You are charged with exploring what types of films are currently doing the best at the box office. You must then translate those findings into actionable insights that the head of Microsoft's new movie studio can use to help decide what type of films to create.

Questions:

- What genre of movies are doing well currently? 
    - are movie franchises, i.e. star wars, marvel, harry potter, etc. any better than one-offs when measuring success
- what does "doing well" mean?
    - presumably, total gross > production budget. The Numbers (data source) includes domestic & international in Worldwide Gross.   
    - based on the data we have, we could measure by worldwide gross, imdb rating, The Movie Database popularity
    - both are important for a new studio, probably lean toward measuring success monetarily. need some easy wins 
        - maybe measure against MSFT financial position?
- what actors are in those successful movies?
- what writers/directors are responsible for the movies?
- is rating significant?
- does movie length have any impact?




Data Clearning Thoughts:

- We'll need to decide what "doing well currently" means. We'll be able to eliminate a lot of bloat by ignoring things that were released too long ago to be relevant. Maybe we start at movies released in the last 10-15 years?
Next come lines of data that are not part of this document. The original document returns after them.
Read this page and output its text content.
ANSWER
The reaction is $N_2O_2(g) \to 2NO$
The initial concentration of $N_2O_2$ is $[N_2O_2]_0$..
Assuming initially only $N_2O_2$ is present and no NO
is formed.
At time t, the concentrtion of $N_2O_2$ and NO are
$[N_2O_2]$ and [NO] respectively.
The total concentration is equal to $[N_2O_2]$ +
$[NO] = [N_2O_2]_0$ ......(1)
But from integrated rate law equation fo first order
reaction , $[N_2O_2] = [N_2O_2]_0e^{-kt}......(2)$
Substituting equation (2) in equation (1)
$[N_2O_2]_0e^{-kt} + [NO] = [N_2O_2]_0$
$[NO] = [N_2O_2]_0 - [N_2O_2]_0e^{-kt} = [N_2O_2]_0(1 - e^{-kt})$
- probably want to identify the categories we want from each csv/db and then create one dataframe to work with. In addition to making comparisons easier, I think that's our most realistic path to solving the file size issue git has with im.db.

- the im.db file has the most records by far of any of our data sources. I think maybe we could make our starting position the movie_basics table (146k rows), and then add columns from the other sources to it and drop records for which we don't have enough info.

- remember we don't have to use all data sources--don't want to create problems with unknown values if a data file is super short (rotten tomatoes). Will see what happens with that.


Taking a stab at the columns in our ideal dataframe:
   - Movie Title
   - Genre(s)
   - Release Year
   - Rating (R/PG-13/etc)
   - Total Gross
   - Production Budget
   - Associated Actors/Star/TBD
   - Writer
   - Director
   - Run Time
   - IMDB Rating
   - The Movie Database Popularity (still need to understand what this is)
   - The Movie Database Vote Count